Na przestrzeni lat sporo zamieszania wywołały również Disneyowskie księżniczki. I nie chodzi tutaj o to, że zazwyczaj pokazywały kobiety, których głównym celem było wyjście za przystojnego, bogatego księcia. Chodzi o ich kolor skóry. Żeńska część widowni od lat uskarżała się na to, że nie mają księżniczki, z którą mogą się utożsamić. Większość miała porcelanową, jasną cerę. Dopiero lata późniejsze przyniosły Jasminę, Pocahontas i Tianę („Księżniczka i żaba”). Mimo wszystko nadal krytykowano stereotypowe podejście do kultury arabskiej w „Alladynie” czy nierealistyczne załagodzenie stosunków między rdzennymi mieszkańcami Ameryki a konkwistadorami. Sama wytwórnia tłumaczyła się zawsze tym, że miejsca, w których rozgrywa się akcji ich filmów to bajkowa zaczarowana kraina, w której nie ma mowy o podziałach na kolor skóry, a każdy może być kim chce.

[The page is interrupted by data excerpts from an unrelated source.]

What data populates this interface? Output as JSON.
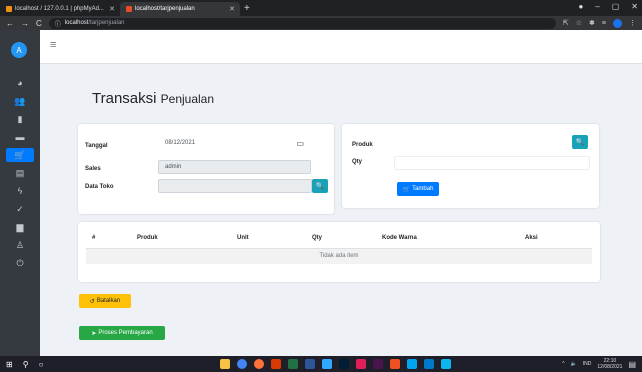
{
  "browser": {
    "tabs": [
      {
        "label": "localhost / 127.0.0.1 | phpMyAd...",
        "active": false,
        "fav_color": "#f29111"
      },
      {
        "label": "localhost/tarjpenjualan",
        "active": true,
        "fav_color": "#e44d26"
      }
    ],
    "new_tab": "+",
    "url_host": "localhost",
    "url_path": "/tarjpenjualan",
    "url_info_icon": "ⓘ"
  },
  "sidebar": {
    "avatar_letter": "A",
    "icons": [
      "dashboard-icon",
      "users-icon",
      "box-icon",
      "list-icon",
      "cart-icon",
      "receipt-icon",
      "bolt-icon",
      "check-icon",
      "report-icon",
      "user-icon",
      "power-icon"
    ]
  },
  "page": {
    "title": "Transaksi",
    "title_sub": "Penjualan"
  },
  "form_left": {
    "tanggal_label": "Tanggal",
    "tanggal_value": "08/12/2021",
    "sales_label": "Sales",
    "sales_value": "admin",
    "datatoko_label": "Data Toko",
    "datatoko_value": ""
  },
  "form_right": {
    "produk_label": "Produk",
    "produk_value": "",
    "qty_label": "Qty",
    "qty_value": "",
    "tambah_label": "Tambah"
  },
  "table": {
    "headers": [
      "#",
      "Produk",
      "Unit",
      "Qty",
      "Kode Warna",
      "Aksi"
    ],
    "empty_text": "Tidak ada item"
  },
  "actions": {
    "batalkan_label": "Batalkan",
    "proses_label": "Proses Pembayaran"
  },
  "taskbar": {
    "lang": "IND",
    "time": "22:10",
    "date": "12/08/2021"
  },
  "colors": {
    "primary": "#007bff",
    "info": "#17a2b8",
    "warning": "#ffc107",
    "success": "#28a745",
    "sidebar": "#343a40"
  }
}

We wszystkim można doszukać się kontrowersji. To oczywiste, że nie można sobie pozwolić na dyskryminację, ale wiele przypadków pokazuje, że hiperpoprawność polityczna nie zawsze wychodzi na dobre. Zwłaszcza, że czasem zapomina się o tym, że dzieci patrzą na pewne rzeczy w zupełnie inny sposób niż dorośli.

Kilka lat temu pojawił się unijny pomysł na to, żeby wziąć wszystkie bajki pod lupę, ale po jakimś czasie sprawa przycichła. Może bali się powtórzyć biurokratycznego błędu agencji edukacyjnej z Wielkiej Brytanii?